In his tribute, Bola Tinubu, former governor of Lagos State and presidential candidate of the ruling All Progressives Congress (APC), for the 2023 general election, said the late queen would be remembered for her dedication and deep sense of duty.
In a statement, by his media office, Tinubu noted that the queen was the United Kingdom’s greatest monarch.
Tinubu said by his death, the world has lost a revered icon.
“With the sad passing of Queen Elizabeth II, the United Kingdom has lost one of its greatest ever monarchs and the world has lost a much cherished, revered and admired Icon.
He noted that her energy, dedication, deep sense of duty and firm belief in the glory of the United Kingdom were the lasting legacies for which she would always be remembered.

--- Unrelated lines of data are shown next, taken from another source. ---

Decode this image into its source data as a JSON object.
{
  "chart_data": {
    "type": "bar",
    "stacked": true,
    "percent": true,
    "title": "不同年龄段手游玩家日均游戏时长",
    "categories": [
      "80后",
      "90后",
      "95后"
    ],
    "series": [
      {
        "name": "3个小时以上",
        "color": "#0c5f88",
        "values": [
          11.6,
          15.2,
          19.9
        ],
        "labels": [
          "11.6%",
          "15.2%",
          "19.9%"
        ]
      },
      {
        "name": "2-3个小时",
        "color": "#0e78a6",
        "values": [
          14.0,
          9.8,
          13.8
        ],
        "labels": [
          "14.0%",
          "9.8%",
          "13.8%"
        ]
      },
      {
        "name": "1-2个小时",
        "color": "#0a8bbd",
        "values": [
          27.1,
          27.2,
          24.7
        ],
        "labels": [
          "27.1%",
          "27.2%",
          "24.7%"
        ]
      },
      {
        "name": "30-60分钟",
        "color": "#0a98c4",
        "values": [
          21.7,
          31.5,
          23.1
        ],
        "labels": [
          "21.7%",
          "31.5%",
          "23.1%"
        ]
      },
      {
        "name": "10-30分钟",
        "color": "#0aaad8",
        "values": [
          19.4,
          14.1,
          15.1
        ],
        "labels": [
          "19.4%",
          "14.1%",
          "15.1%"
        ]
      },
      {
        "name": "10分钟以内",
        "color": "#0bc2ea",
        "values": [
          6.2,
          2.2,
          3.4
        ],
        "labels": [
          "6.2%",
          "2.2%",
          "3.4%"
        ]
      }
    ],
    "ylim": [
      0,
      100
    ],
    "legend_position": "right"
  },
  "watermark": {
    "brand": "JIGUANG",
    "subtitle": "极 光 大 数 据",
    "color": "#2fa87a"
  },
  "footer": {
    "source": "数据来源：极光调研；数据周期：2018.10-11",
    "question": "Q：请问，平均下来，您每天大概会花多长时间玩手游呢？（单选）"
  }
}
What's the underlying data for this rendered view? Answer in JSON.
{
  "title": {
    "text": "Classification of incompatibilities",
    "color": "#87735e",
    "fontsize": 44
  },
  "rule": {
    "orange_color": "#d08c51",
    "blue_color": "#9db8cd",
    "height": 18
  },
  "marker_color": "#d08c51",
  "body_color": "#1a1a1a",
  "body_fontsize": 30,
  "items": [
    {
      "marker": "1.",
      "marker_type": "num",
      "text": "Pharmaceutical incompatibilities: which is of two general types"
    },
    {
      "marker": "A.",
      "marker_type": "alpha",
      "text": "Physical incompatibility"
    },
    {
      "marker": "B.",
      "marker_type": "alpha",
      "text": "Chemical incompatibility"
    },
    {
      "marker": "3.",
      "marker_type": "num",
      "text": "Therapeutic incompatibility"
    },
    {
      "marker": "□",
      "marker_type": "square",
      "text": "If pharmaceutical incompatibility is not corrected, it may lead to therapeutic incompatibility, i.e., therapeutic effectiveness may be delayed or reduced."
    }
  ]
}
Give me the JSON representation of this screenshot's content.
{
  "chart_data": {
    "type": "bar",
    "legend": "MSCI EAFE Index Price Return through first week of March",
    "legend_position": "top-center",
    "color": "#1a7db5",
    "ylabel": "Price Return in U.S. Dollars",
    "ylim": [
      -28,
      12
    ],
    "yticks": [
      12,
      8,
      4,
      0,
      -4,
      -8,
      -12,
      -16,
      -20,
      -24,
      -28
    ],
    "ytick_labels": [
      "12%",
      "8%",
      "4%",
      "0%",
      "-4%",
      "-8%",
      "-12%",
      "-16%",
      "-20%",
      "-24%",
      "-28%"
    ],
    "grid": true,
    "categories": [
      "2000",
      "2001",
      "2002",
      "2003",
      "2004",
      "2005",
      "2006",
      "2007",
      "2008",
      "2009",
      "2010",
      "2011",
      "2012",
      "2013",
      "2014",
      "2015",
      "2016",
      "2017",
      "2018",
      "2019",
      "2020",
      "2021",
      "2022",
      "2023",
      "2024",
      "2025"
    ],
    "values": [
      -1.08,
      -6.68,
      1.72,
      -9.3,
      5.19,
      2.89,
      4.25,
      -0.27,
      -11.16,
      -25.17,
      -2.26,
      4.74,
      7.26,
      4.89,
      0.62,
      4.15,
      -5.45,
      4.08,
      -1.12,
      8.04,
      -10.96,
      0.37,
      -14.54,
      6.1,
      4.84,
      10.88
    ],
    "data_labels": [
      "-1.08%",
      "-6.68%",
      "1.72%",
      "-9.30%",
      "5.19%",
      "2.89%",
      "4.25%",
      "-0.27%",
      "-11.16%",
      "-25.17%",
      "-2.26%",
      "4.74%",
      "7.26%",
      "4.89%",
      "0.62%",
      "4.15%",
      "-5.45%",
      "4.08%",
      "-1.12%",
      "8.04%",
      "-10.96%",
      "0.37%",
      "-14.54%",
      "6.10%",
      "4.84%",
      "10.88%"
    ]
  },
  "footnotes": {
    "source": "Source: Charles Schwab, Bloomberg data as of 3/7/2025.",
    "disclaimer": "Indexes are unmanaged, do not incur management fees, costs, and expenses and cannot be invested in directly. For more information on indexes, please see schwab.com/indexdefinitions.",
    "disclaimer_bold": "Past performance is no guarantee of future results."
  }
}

This, Tinubu said, was particularly in the most troubling and troubled times of her long and distinguished reign.
He said that as the first British monarch to reach seven decades on the throne, her patriotic role birthed and sustained warm and enduring friendship between the UK and Nigeria.
“My family’s thoughts and prayers are with the new King, Charles III, the entire Royal Family and all Commonwealth Nations at this time of mourning and sadness.
“May she rest in eternal peace,” Tinubu said.
In its tribute contained in a newsletter shared Friday, Enough is Enough (EiE) Nigeria, said: “Queen Elizabeth II, the UK’s longest-serving monarch died Thursday, September 9th at Balmoral Castle, aged 96, after reigning for 70 years.
“Her loss will be deeply felt throughout the United Kingdom, the Commonwealth, and by countless people around the world. Her death has also brought back the role of the British Empire in the slave trade and the dehumanisation of people of color around the world.”
Her eldest son, Charles, the former Prince of Wales, will lead England in mourning as the new King.